Excess Benefit Transactions
In cases where an IRC Section 501(c)(3) organization provides an excess economic benefit to an insider, both the organization and the insider have engaged in an excess benefit transaction. The IRS may impose an excise tax on any insider who improperly benefits from an excess benefit transaction, as well as on organization managers who participate in the transaction knowing that it is improper. An insider who benefits from an excess benefit transaction must return the excess benefits to the organization. Detailed rules on excess benefit transactions are contained in the Code of Federal Regulations, Title 26, sections 53.4958-0 through 53.4958-8.
An IRC Section 501(c)(3) organization’s activities must be directed exclusively toward charitable, educational, religious or other exempt purposes. The organiza- tion’s activities may not serve the private interests of any individual or organization. Rather, beneficiaries of an organization’s activities must be recognized objects of charity (such as the poor or the distressed) or the community at large (for example, through the conduct of religious services or the promotion of religion). Private benefit is different from inurement to insiders. Private benefit may occur even if the persons benefited are not insiders. Also, private benefit must be substantial to jeopardize tax-exempt status.

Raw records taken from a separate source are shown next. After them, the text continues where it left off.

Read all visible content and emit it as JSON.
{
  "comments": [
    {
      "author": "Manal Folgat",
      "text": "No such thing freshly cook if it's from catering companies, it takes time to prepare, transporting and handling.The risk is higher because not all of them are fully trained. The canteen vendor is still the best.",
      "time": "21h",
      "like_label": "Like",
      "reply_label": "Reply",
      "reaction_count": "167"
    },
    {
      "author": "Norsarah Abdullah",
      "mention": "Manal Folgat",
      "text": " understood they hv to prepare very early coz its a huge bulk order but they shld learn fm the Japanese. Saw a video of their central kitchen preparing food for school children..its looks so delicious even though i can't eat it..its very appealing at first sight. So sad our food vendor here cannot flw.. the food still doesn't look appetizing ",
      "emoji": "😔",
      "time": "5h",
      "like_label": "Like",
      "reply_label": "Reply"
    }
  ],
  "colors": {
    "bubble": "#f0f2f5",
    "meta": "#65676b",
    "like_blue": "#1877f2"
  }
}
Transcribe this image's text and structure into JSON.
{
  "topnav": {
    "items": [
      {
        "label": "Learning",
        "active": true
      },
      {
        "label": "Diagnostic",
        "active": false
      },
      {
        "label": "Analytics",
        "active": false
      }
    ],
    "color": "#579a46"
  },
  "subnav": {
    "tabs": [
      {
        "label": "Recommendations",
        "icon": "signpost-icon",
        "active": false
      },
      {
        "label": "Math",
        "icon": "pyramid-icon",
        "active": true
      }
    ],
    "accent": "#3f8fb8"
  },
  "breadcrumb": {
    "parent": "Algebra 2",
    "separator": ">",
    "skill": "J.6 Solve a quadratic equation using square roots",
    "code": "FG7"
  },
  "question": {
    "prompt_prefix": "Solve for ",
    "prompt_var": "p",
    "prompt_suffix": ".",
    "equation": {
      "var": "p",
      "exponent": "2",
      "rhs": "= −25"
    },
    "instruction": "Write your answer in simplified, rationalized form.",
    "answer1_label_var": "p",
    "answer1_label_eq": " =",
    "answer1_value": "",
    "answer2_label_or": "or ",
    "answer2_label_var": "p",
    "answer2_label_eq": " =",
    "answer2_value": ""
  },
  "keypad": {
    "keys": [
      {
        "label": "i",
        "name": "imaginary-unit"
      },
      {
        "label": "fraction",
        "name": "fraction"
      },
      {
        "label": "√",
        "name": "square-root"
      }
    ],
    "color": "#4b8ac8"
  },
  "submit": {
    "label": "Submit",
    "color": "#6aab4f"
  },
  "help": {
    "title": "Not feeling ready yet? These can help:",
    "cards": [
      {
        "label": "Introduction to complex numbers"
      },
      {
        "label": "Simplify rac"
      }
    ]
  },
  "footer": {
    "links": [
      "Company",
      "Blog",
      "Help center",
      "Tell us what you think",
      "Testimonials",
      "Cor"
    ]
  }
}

The above applies to federal income taxation. South Carolina’s tax code follows the federal code with the only addition being that the state grants property tax exemptions to churches and religious organizations. Income tax exemptions impact South Carolina’s general fund. Property tax exemptions impact county revenue.
Just from reading the Greenville News reports on the Relentless Church situation, my first thought is that each church and charitable organization should define “Inurement” in their corporate by-laws to reduce the risk of being perceived as overpaying a minister or providing church leaders with excessive benefits from church assets.
Growing up in the Blue Ridge community back in the late 1960’s, I remember the parsonage beside the Baptist church that my family attended. It was a well constructed bricked house that had an above average property value for our rural community. It was appropriate for the pastor and the ministry of that church. Only Relentless Church can justify if a $1.8 million parsonage is appropriate for their membership demographics.
In more traditional times, pastors were not “celebrities”. The current crop of ministers who enjoy exhibiting some celebrity flash should pause to remember that celebrities are not “unique” in our society. They twitter for a few moments until the next celebrity appears. Ministers who give their time and talents for the good of others are unique. Thankfully we have many such ministers here in Greenville.
Our state and federal governments, with a few exceptions, have granted churches and other religious organizations broad exemptions from taxation. The exemptions were granted with the understanding that the funds not paid in taxes by these organizations would be used for charitable purposes. When the public witnesses religious leaders flashing wealth like the latest social media celebrity, the public has a right to question the negative impact on the less privileged in our community before the IRS questions the validity of the tax exemptions.